Stopping conditions and error handling

A loop that can act indefinitely needs a way to halt. There are two healthy reasons to stop and several unhealthy ones to guard against:

  • Task completion. The model decides the goal is met and emits a terminal action (ReAct's finish[...], or a tool-free final message). This is the intended exit.
  • Resource limits. Anthropic recommends "stopping conditions (such as a maximum number of iterations) to maintain control," so a confused agent can't loop forever. A step budget, a token/cost budget, or a wall-clock timeout are all common.
  • Human checkpoints. Agents can "pause for human feedback at checkpoints or when encountering blockers" — a deliberate stop that hands control back to a person before a high-stakes or irreversible action.

Error handling lives in how observations are fed back. Because the agent gains "ground truth from the environment at each step," a tool error, a failed assertion, or an empty result is itself a useful observation: a well-built loop returns the error to the model so it can adapt on the next turn, rather than crashing. Reflection patterns generalize this — they turn a whole failed trajectory into feedback. The failure modes to design against are silent loops (the agent repeats an ineffective action because nothing tells it the action failed), error propagation (an early hallucinated fact corrupts every later step — exactly what grounding via tools mitigates), and runaway cost (no budget on a loop that never converges).
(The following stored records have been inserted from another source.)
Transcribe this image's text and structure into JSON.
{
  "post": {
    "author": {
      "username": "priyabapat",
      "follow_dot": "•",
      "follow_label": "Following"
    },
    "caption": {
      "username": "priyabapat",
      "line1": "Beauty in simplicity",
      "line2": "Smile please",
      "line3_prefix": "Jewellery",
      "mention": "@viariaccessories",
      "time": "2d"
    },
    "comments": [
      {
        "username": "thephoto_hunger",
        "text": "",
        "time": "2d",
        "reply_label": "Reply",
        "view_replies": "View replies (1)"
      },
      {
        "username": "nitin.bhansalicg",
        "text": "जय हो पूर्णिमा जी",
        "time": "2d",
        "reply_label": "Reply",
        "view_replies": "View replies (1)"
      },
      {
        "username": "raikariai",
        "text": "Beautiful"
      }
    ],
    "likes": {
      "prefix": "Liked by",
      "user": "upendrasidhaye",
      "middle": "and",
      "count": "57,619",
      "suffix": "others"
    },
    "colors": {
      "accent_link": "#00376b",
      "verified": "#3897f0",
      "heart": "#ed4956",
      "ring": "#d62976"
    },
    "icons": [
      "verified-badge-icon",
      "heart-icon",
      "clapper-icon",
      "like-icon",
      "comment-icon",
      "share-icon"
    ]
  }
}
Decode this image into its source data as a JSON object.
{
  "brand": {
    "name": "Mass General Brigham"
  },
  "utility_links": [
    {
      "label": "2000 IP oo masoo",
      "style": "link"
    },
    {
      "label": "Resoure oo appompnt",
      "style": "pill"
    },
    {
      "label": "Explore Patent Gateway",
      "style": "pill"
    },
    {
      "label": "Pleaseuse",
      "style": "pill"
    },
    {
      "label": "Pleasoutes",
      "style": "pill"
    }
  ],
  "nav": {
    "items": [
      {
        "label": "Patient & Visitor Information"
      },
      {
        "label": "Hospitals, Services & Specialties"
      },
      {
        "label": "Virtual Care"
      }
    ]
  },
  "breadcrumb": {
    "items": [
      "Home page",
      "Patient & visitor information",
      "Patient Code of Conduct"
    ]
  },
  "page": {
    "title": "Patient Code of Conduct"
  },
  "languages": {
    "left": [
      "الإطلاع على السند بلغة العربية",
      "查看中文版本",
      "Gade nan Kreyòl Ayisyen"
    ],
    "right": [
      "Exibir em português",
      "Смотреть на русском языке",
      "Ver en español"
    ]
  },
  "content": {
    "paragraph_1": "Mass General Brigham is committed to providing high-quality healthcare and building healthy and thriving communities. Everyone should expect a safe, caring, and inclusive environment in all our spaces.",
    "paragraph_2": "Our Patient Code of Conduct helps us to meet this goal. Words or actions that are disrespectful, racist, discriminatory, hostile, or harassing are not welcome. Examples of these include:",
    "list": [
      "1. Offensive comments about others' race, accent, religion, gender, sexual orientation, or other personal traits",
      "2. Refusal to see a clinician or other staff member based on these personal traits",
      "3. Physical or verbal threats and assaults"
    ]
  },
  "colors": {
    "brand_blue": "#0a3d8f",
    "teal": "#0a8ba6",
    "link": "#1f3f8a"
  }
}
When a loop beats a fixed chain

A dynamic loop is more capable but also less predictable and more expensive than a straight-line workflow, so it should be earned, not assumed. Anthropic's guidance is to "find the simplest solution possible, and only increase complexity when needed" — for many tasks, "optimizing single LLM calls with retrieval and in-context examples is usually enough," and agentic systems should be reached for only when "simpler solutions fall short."

A useful rule of thumb: prefer a fixed chain or workflow when the steps are known in advance and the same every time (the path is predictable, so hard-code it — see orchestration-patterns.html for prompt chaining, routing, and the orchestrator-workers and evaluator-optimizer patterns). Prefer an agentic loop when the number and order of steps depend on intermediate results that can't be known ahead of time — open-ended research, debugging, or any task where the model must "dynamically direct" its own path. The cost of the loop (more tokens, more latency, harder-to-predict behavior) is the price of that flexibility, which is exactly why stopping conditions and ground-truth feedback are not optional extras but the things that make a loop safe to run.

The mechanism that makes any of this possible — the typed, named action space the loop draws from — is the subject of foundations-tool-use.html, and the context an agent carries across turns is covered in foundations-memory.html.